The Golden Radius in Balanced Atmospheric Flows

In gradient-balanced, cyclonic flow around low pressure systems, a golden radius exists where RG, the gradient-wind Rossby number, is φ−1 = 0.618 034, the inverse golden ratio. There, the geostrophic, cyclostrophic, and inertia-circle approximations to the wind all produce equal magnitudes. The ratio of the gradient wind to any of these approximations is φ−1. In anomalous (anticyclonic) flow around a low, the golden radius falls where RG = −φ = −1.618 034, and the magnitude of the ratio of the anomalous wind to any of the two-term approximations is φ. In normal flow, the golden radius marks the transition between more-nearly cyclostrophic and more-nearly geostrophic regimes.

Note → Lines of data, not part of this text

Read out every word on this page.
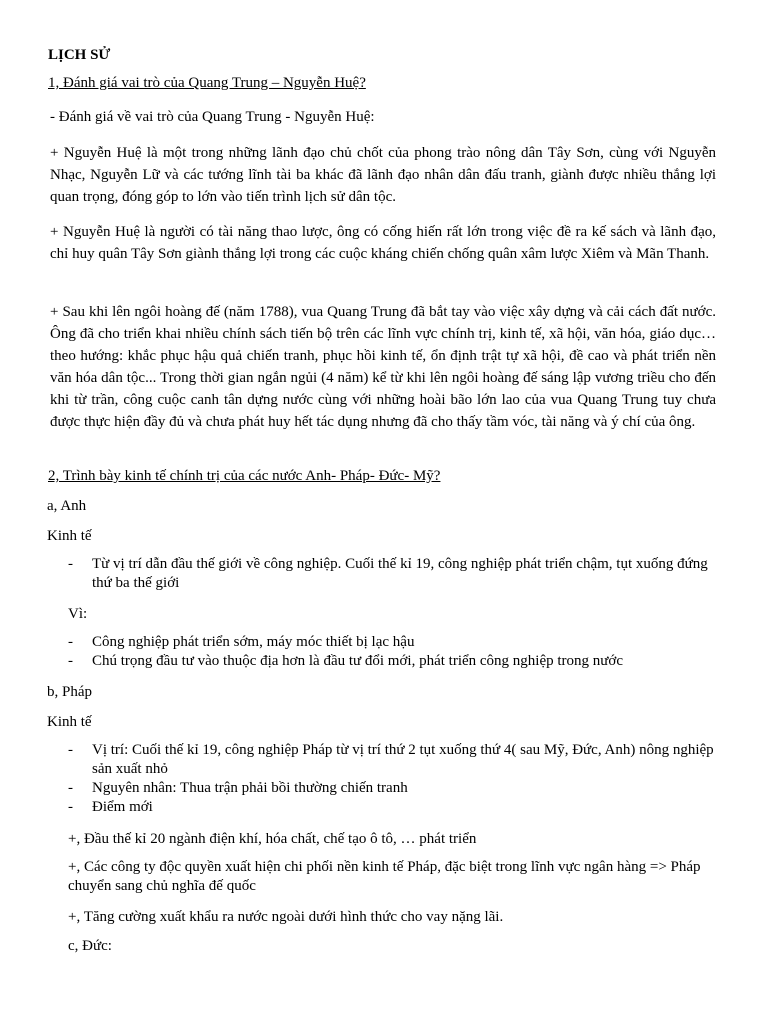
LỊCH SỬ
1, Đánh giá vai trò của Quang Trung – Nguyễn Huệ?
- Đánh giá về vai trò của Quang Trung - Nguyễn Huệ:
+ Nguyễn Huệ là một trong những lãnh đạo chủ chốt của phong trào nông dân Tây Sơn, cùng với Nguyễn Nhạc, Nguyễn Lữ và các tướng lĩnh tài ba khác đã lãnh đạo nhân dân đấu tranh, giành được nhiều thắng lợi quan trọng, đóng góp to lớn vào tiến trình lịch sử dân tộc.
+ Nguyễn Huệ là người có tài năng thao lược, ông có cống hiến rất lớn trong việc đề ra kế sách và lãnh đạo, chỉ huy quân Tây Sơn giành thắng lợi trong các cuộc kháng chiến chống quân xâm lược Xiêm và Mãn Thanh.
+ Sau khi lên ngôi hoàng đế (năm 1788), vua Quang Trung đã bắt tay vào việc xây dựng và cải cách đất nước. Ông đã cho triển khai nhiều chính sách tiến bộ trên các lĩnh vực chính trị, kinh tế, xã hội, văn hóa, giáo dục… theo hướng: khắc phục hậu quả chiến tranh, phục hồi kinh tế, ổn định trật tự xã hội, đề cao và phát triển nền văn hóa dân tộc... Trong thời gian ngắn ngủi (4 năm) kể từ khi lên ngôi hoàng đế sáng lập vương triều cho đến khi từ trần, công cuộc canh tân dựng nước cùng với những hoài bão lớn lao của vua Quang Trung tuy chưa được thực hiện đầy đủ và chưa phát huy hết tác dụng nhưng đã cho thấy tầm vóc, tài năng và ý chí của ông.
2, Trình bày kinh tế chính trị của các nước Anh- Pháp- Đức- Mỹ?
a, Anh
Kinh tế
- Từ vị trí dẫn đầu thế giới về công nghiệp. Cuối thế kỉ 19, công nghiệp phát triển chậm, tụt xuống đứng thứ ba thế giới
Vì:
- Công nghiệp phát triển sớm, máy móc thiết bị lạc hậu
- Chú trọng đầu tư vào thuộc địa hơn là đầu tư đổi mới, phát triển công nghiệp trong nước
b, Pháp
Kinh tế
- Vị trí: Cuối thế kỉ 19, công nghiệp Pháp từ vị trí thứ 2 tụt xuống thứ 4( sau Mỹ, Đức, Anh) nông nghiệp sản xuất nhỏ
- Nguyên nhân: Thua trận phải bồi thường chiến tranh
- Điểm mới
+, Đầu thế kỉ 20 ngành điện khí, hóa chất, chế tạo ô tô, … phát triển
+, Các công ty độc quyền xuất hiện chi phối nền kinh tế Pháp, đặc biệt trong lĩnh vực ngân hàng => Pháp chuyển sang chủ nghĩa đế quốc
+, Tăng cường xuất khẩu ra nước ngoài dưới hình thức cho vay nặng lãi.
c, Đức:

In anomalous flow, it marks the transition between more-nearly cyclostrophic (anticyclonic) and inertia-circle regimes. Over a large neighborhood surrounding the golden radius, averages of the geostrophic and cyclostrophic winds weighted as φ−2 and φ−3 are good approximations to the gradient wind. In high pressure systems Rg, the geostrophic Rossby number, must be in the range 0 > Rg ≥ −¼, and the pressure gradient cannot produce inward centripetal accelerations. An analogous radius where Rg = −φ−3 plays a role somewhat like that of the golden radius, but it is much less interesting.